2 Peter 3:11-13 | Imagine sitting down at a five-star restaurant and spending fifteen hundred dollars on a peanut butter and jelly sandwich. You’d think, that’s crazy—why pour that much into something so ordinary, so fleeting? Yet that’s exactly what we do when we pour our hopes, energy, and identity into the things of this world. Peter reminds us that everything around us—our possessions, reputations, comforts—will one day dissolve. It’s not that these things are evil, but that they’re temporary. Investing your life in them is like paying a fortune for something that won’t last past lunch. The wise person looks at the menu of this life and chooses differently, storing up treasure where moth and rust can’t touch it.

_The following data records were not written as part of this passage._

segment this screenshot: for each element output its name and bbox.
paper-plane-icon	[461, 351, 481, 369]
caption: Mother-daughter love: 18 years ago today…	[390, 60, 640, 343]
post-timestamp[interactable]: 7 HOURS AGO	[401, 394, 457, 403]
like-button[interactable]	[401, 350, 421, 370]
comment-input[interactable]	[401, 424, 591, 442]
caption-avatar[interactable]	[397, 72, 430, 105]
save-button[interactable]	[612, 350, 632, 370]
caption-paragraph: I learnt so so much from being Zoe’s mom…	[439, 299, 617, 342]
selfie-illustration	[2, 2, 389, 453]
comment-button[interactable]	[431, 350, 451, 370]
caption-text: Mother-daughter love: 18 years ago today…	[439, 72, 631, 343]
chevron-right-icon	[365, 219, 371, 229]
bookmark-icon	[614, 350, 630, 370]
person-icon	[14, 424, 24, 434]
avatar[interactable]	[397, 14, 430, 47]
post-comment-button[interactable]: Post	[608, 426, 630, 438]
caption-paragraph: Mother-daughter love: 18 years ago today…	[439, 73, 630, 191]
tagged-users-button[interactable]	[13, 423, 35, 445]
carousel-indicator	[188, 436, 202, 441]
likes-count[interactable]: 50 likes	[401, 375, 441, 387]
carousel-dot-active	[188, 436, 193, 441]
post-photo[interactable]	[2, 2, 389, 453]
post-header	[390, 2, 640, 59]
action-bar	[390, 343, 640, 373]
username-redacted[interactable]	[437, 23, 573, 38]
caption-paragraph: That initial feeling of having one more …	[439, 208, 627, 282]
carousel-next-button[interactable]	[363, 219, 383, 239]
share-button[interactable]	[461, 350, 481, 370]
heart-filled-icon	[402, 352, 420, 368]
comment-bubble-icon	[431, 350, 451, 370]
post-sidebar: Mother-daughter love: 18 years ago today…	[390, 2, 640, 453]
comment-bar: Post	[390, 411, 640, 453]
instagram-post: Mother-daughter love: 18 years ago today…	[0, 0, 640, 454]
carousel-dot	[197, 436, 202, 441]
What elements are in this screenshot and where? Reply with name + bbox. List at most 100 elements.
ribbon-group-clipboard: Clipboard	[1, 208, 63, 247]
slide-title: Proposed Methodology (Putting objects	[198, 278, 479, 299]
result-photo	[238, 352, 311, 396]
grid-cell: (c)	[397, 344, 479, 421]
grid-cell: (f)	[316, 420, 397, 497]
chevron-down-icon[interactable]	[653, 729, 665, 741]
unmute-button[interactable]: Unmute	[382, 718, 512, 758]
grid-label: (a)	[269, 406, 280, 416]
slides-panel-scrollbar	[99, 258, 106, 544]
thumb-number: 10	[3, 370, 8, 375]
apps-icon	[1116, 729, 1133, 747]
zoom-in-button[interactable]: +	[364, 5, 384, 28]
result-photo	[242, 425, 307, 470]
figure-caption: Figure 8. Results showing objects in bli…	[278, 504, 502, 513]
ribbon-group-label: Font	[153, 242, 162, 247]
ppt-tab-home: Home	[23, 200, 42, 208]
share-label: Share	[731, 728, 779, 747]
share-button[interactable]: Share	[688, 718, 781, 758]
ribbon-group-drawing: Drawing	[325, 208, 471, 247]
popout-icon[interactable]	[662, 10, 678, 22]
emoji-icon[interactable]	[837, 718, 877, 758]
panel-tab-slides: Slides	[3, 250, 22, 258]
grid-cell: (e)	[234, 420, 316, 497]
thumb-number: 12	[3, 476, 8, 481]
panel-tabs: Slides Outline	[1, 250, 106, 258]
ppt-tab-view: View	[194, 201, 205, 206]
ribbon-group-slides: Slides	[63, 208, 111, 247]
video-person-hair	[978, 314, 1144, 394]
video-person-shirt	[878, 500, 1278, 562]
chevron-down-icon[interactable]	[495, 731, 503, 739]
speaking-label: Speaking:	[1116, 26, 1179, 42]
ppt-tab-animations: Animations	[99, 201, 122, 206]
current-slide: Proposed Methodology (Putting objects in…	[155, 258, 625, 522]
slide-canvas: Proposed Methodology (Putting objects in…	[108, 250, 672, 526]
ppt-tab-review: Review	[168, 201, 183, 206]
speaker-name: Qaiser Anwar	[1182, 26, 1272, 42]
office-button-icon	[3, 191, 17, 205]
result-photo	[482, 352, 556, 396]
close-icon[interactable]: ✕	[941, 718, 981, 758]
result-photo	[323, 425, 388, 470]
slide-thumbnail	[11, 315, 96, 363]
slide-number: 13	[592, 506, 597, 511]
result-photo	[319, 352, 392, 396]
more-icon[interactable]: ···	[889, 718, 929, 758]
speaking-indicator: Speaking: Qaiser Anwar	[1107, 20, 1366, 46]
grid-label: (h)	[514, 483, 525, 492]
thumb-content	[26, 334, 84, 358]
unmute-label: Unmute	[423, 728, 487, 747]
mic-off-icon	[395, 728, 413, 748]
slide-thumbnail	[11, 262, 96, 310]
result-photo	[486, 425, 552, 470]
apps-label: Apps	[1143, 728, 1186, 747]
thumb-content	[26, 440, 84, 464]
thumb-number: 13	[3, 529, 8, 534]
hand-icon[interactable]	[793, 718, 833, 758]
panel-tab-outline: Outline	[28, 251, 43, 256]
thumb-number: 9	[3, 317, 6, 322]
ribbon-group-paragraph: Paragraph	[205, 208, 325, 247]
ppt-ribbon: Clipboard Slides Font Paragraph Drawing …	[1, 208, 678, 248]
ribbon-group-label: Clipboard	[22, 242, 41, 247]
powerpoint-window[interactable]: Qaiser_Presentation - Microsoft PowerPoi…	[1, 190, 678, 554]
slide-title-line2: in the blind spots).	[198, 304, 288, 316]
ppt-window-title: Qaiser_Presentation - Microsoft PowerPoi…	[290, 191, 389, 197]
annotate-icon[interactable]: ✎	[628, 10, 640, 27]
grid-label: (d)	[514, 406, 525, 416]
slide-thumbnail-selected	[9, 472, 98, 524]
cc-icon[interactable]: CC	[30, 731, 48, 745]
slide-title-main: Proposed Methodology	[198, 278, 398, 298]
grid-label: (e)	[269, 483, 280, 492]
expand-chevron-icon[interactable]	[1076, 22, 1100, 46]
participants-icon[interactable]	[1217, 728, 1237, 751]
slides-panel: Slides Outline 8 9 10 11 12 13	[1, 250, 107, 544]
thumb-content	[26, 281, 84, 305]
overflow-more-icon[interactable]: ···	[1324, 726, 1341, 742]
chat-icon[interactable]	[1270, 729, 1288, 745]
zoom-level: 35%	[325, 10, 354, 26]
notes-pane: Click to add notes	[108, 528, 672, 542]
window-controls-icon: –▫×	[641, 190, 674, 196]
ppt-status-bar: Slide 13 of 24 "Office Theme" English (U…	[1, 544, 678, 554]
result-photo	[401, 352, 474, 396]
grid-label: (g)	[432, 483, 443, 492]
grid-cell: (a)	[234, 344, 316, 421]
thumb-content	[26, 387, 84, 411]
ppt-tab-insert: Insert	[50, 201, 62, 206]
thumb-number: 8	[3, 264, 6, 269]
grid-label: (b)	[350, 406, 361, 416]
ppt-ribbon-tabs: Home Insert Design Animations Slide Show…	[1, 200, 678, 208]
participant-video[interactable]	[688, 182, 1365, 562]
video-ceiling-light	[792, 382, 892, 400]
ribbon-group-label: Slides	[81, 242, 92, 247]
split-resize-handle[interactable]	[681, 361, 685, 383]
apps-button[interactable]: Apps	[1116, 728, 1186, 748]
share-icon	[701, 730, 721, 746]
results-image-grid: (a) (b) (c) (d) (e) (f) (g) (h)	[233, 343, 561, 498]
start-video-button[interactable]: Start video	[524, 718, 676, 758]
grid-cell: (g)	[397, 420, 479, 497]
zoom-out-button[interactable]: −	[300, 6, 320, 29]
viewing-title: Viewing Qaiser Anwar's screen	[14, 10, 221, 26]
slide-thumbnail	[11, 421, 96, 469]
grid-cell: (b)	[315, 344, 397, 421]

Christ calls us to live with eternity in view. One day, sooner than we realize, we’ll stand before Him, and everything we once thought was valuable will be seen for what it really was—temporary scaffolding around an eternal soul. Peter’s question presses home: What sort of people ought we to be? When we grasp the shortness of this life, holiness becomes not a burden but common sense, and generosity becomes joy. The person who lives with heaven in view will never regret what they gave away for Christ, but the one who lived for peanut-butter sandwich pleasures in a perishing world surely will. The call of 2 Peter 3 is simple: live today for the world that will last forever.